For a while, nothing else happens.

He doesn’t know what to say but, then again, neither do I.

“So,” he says, flicking his cigarette into the back alley, “I should probably get back in there.”

“Yeah,” I respond, “I should probably make sure Mike and the waiter haven’t gone to blows.”

“Mike?” he asks.

“He’s a friend,” I tell him. “I never mentioned him?”

“No,” he says distantly.

There’s some more awkward silence; as if we didn’t have enough of that in our recent relationship.

“Well, I should—”

“Yeah, me too.”

He opens the door and holds it for me.

“Thanks,” I say. “By the way…”

“Yeah?”

“Seriously, the food tonight was excellent.”

“Thanks,” he says. “I do my best.”

“Yeah, well…”

I don’t finish the sentence.

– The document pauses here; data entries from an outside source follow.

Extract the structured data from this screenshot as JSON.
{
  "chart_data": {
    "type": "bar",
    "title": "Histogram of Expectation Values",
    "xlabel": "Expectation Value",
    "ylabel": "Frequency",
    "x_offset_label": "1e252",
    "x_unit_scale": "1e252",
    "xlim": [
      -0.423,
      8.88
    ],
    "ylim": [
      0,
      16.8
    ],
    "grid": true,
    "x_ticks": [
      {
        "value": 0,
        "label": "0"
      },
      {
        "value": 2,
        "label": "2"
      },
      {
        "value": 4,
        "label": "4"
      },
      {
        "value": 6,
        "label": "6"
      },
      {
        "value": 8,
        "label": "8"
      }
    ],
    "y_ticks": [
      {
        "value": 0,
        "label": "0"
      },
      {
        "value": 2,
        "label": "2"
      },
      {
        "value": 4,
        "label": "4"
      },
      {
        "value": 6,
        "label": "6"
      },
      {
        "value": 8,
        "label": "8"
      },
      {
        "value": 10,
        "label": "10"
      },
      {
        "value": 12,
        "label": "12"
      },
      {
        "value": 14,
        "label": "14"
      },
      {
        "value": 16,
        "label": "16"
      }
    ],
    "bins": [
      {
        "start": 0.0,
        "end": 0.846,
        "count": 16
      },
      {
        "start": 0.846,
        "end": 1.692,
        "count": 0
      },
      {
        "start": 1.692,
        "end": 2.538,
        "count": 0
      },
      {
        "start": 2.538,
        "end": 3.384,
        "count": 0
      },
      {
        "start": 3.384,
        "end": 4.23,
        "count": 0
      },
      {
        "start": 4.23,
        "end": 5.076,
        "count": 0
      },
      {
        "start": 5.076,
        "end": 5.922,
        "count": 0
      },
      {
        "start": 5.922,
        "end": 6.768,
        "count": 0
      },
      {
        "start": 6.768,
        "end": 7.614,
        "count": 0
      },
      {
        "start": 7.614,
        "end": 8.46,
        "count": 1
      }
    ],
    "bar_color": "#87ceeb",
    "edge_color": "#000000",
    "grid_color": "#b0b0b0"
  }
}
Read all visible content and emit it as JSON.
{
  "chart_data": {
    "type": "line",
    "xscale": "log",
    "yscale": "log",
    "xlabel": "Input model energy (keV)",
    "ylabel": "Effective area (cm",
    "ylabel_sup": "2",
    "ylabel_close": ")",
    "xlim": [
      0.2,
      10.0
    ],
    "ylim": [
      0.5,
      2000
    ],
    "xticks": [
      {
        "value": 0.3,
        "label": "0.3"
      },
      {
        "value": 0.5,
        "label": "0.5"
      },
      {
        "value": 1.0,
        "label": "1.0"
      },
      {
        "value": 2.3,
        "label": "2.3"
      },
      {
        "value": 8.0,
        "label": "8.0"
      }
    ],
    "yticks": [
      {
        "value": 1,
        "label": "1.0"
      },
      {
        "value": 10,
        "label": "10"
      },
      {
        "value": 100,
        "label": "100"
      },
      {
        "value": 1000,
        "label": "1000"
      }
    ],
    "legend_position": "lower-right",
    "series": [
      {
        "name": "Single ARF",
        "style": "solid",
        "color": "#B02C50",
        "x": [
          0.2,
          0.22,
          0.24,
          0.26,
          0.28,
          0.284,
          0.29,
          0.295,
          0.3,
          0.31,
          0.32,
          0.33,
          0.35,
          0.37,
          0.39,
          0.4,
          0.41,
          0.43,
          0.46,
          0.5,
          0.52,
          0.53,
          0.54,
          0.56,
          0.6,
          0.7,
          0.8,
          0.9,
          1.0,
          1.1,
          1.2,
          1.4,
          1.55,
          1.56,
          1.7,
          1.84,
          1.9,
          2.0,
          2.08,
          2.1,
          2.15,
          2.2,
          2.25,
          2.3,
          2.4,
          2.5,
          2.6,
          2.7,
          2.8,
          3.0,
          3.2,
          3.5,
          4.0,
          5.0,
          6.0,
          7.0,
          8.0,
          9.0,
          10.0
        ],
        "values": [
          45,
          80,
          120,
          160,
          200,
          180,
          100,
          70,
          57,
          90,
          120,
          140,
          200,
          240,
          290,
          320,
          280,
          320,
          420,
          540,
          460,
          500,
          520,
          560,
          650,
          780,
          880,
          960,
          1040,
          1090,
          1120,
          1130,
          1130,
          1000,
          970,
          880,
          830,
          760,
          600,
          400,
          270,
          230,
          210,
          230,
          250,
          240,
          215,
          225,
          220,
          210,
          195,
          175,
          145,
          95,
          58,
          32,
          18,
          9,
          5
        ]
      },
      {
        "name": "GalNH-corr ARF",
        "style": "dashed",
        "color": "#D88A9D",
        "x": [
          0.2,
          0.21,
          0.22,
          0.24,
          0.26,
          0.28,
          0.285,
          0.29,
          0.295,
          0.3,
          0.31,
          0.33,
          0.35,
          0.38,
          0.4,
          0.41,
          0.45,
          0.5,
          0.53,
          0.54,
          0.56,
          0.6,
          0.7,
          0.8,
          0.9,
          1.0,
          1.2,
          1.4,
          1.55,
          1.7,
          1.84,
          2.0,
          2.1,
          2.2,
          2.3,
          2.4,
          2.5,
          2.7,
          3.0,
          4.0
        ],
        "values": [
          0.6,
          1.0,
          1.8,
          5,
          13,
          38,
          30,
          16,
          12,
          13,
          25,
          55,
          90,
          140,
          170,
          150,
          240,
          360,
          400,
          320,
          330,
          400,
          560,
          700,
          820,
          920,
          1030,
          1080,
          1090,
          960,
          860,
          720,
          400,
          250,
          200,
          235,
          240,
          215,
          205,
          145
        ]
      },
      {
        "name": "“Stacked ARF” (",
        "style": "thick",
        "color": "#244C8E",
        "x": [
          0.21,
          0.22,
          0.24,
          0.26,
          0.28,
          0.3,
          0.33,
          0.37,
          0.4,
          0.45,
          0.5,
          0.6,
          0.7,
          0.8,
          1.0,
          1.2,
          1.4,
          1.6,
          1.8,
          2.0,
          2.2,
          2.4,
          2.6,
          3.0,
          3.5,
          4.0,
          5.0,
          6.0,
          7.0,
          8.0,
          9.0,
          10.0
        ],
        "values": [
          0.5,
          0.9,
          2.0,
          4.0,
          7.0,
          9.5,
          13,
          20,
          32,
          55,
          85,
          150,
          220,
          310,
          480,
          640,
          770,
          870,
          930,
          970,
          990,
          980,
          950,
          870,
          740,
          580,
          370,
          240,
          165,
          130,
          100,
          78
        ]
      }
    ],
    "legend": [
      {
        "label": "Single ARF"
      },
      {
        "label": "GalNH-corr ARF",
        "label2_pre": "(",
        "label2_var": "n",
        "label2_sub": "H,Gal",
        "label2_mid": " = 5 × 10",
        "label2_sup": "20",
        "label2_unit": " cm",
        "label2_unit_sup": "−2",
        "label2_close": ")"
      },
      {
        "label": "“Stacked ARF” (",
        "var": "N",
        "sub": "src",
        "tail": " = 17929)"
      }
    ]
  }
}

I just walk away.

When I find Mike, he’s standing at the door, making faces every time our waiter turns his direction. For such a good friend and genuine guy, Mike is kind of an idiot sometimes.

“Ready to go?” he asks as I approach.

“Yep,” I answer.

I debate whether to tell him about Dane, but decide against it. That sick, tingling sensation I had permeating my body last night is back and this time, I can’t just blame it on the alcohol.

Chapter Ten

That Sinking Feeling

Dane

So, it’s been a couple of weeks since Leila found out what I really do. Our conversation behind the restaurant was innocuous enough, but it was the last real conversation that we’ve had.